SLC26A3 [downregulated in adenoma (DRA)] is a Cl−/HCO3− exchanger involved in electroneutral NaCl absorption in the mammalian intestine. Altered DRA expression levels are associated with infectious and inflammatory diarrheal diseases. Therefore, it is critical to understand the regulation of DRA expression. MicroRNAs (miRNAs) are endogenous, small RNAs that regulate protein expression via blocking the translation and/or promoting mRNA degradation. To investigate potential modulation of DRA expression by miRNA, five different in silico algorithms were used to predict the miRNAs that target DRA. Of these miRNAs, miR-494 was shown to have a highly conserved putative binding site in the DRA 3′-untranslated region (3′-UTR) compared with other DRA-targeting miRNAs in vertebrates. Transfection with pmirGLO dual luciferase vector containing DRA 3′-UTR (pmirGLO-3′-UTR DRA) resulted in a significant decrease in relative luciferase activity compared with empty vector. Cotransfection of the DRA 3′-UTR luciferase vector with a miR-494 mimic further decreased luciferase activity compared with cells transfected with negative control.

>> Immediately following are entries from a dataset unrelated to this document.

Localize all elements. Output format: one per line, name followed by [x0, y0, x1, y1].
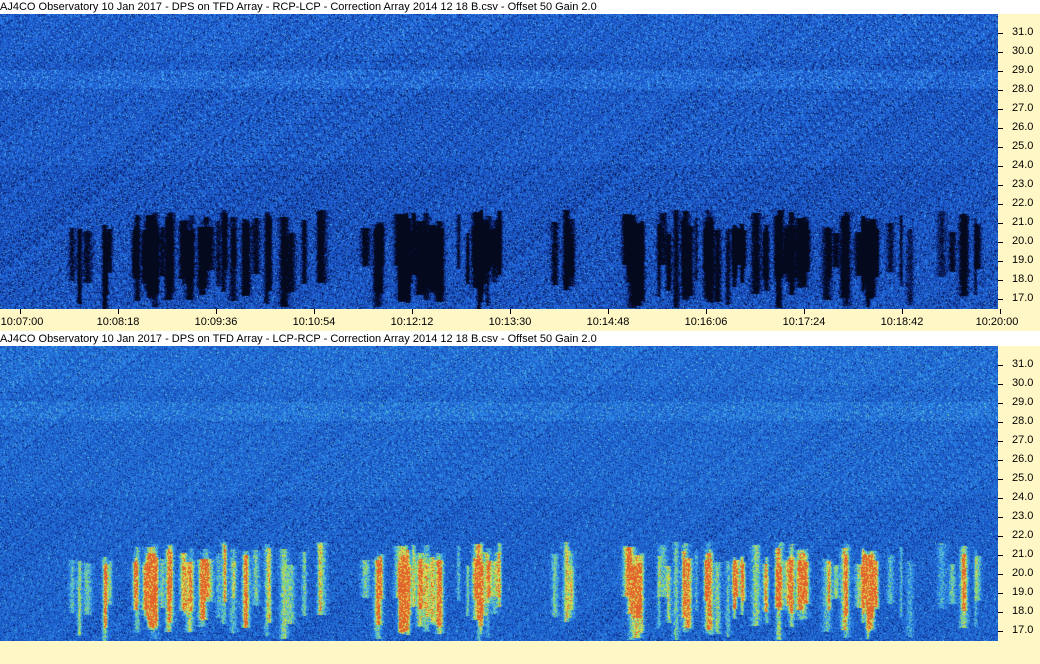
x-tick — [20, 309, 21, 314]
y-tick-label: 24.0 — [1012, 159, 1034, 171]
y-tick — [998, 204, 1003, 205]
y-tick — [998, 536, 1003, 537]
y-tick-label: 28.0 — [1012, 83, 1034, 95]
y-tick — [998, 128, 1003, 129]
y-tick-label: 20.0 — [1012, 235, 1034, 247]
time-axis: 10:07:00 10:08:18 10:09:36 10:10:54 10:12:12… — [0, 309, 1040, 331]
y-tick — [998, 498, 1003, 499]
y-tick-label: 31.0 — [1012, 26, 1034, 38]
y-tick-label: 21.0 — [1012, 216, 1034, 228]
x-tick-label: 10:09:36 — [194, 316, 238, 328]
x-tick — [706, 309, 707, 314]
y-tick-label: 18.0 — [1012, 273, 1034, 285]
y-tick-label: 24.0 — [1012, 491, 1034, 503]
x-tick-label: 10:12:12 — [390, 316, 434, 328]
x-tick — [216, 309, 217, 314]
x-tick — [1000, 309, 1001, 314]
y-tick-label: 20.0 — [1012, 567, 1034, 579]
y-tick — [998, 185, 1003, 186]
y-tick — [998, 422, 1003, 423]
y-tick — [998, 280, 1003, 281]
y-tick-label: 22.0 — [1012, 197, 1034, 209]
x-tick — [314, 309, 315, 314]
y-tick-label: 26.0 — [1012, 453, 1034, 465]
y-tick — [998, 261, 1003, 262]
y-tick-label: 29.0 — [1012, 396, 1034, 408]
y-tick — [998, 52, 1003, 53]
y-tick — [998, 90, 1003, 91]
y-tick-label: 26.0 — [1012, 121, 1034, 133]
y-tick-label: 23.0 — [1012, 178, 1034, 190]
y-tick — [998, 631, 1003, 632]
x-tick-label: 10:08:18 — [96, 316, 140, 328]
y-tick-label: 19.0 — [1012, 586, 1034, 598]
y-tick-label: 28.0 — [1012, 415, 1034, 427]
y-tick — [998, 384, 1003, 385]
y-tick — [998, 242, 1003, 243]
bottom-frequency-axis: 17.0 18.0 19.0 20.0 21.0 22.0 23.0 24.0 25.0 26.0… — [998, 346, 1040, 641]
y-tick-label: 22.0 — [1012, 529, 1034, 541]
y-tick-label: 25.0 — [1012, 472, 1034, 484]
y-tick-label: 17.0 — [1012, 624, 1034, 636]
bottom-chart-title: AJ4CO Observatory 10 Jan 2017 - DPS on T… — [0, 332, 597, 346]
top-frequency-axis: 17.0 18.0 19.0 20.0 21.0 22.0 23.0 24.0 25.0 26.0… — [998, 14, 1040, 309]
y-tick-label: 30.0 — [1012, 377, 1034, 389]
y-tick-label: 18.0 — [1012, 605, 1034, 617]
y-tick-label: 30.0 — [1012, 45, 1034, 57]
bottom-spectrogram — [0, 346, 998, 641]
y-tick — [998, 612, 1003, 613]
x-tick-label: 10:20:00 — [975, 316, 1019, 328]
y-tick-label: 19.0 — [1012, 254, 1034, 266]
y-tick-label: 31.0 — [1012, 358, 1034, 370]
y-tick — [998, 460, 1003, 461]
x-tick — [118, 309, 119, 314]
x-tick-label: 10:18:42 — [880, 316, 924, 328]
y-tick-label: 23.0 — [1012, 510, 1034, 522]
y-tick — [998, 223, 1003, 224]
x-tick-label: 10:17:24 — [782, 316, 826, 328]
x-tick-label: 10:14:48 — [586, 316, 630, 328]
y-tick — [998, 147, 1003, 148]
y-tick — [998, 593, 1003, 594]
y-tick — [998, 299, 1003, 300]
y-tick-label: 17.0 — [1012, 292, 1034, 304]
y-tick — [998, 71, 1003, 72]
y-tick — [998, 365, 1003, 366]
top-chart-title: AJ4CO Observatory 10 Jan 2017 - DPS on T… — [0, 0, 597, 14]
y-tick-label: 29.0 — [1012, 64, 1034, 76]
x-tick — [804, 309, 805, 314]
y-tick-label: 25.0 — [1012, 140, 1034, 152]
x-tick-label: 10:13:30 — [488, 316, 532, 328]
x-tick — [608, 309, 609, 314]
y-tick — [998, 479, 1003, 480]
y-tick — [998, 441, 1003, 442]
y-tick-label: 27.0 — [1012, 102, 1034, 114]
x-tick-label: 10:16:06 — [684, 316, 728, 328]
x-tick-label: 10:07:00 — [0, 316, 44, 328]
y-tick — [998, 574, 1003, 575]
y-tick — [998, 555, 1003, 556]
x-tick — [902, 309, 903, 314]
top-spectrogram — [0, 14, 998, 309]
y-tick — [998, 403, 1003, 404]
x-tick — [412, 309, 413, 314]
y-tick — [998, 517, 1003, 518]
y-tick — [998, 109, 1003, 110]
y-tick — [998, 33, 1003, 34]
y-tick-label: 21.0 — [1012, 548, 1034, 560]
x-tick-label: 10:10:54 — [292, 316, 336, 328]
y-tick — [998, 166, 1003, 167]
x-tick — [510, 309, 511, 314]
bottom-time-axis — [0, 641, 1040, 663]
y-tick-label: 27.0 — [1012, 434, 1034, 446]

The transfection of a miR-494 mimic into Caco-2 and T-84 cells significantly increased the expression of miR-494 and concomitantly decreased the DRA protein expression. Mutation of the seed sequences for miR-494 in 3′-UTR of DRA abrogated the effect of miR-494 on 3′-UTR. These data demonstrate a novel regulatory mechanism of DRA expression via miR-494 and indicate that targeting this microRNA may serve to be a potential therapeutic strategy for diarrheal diseases.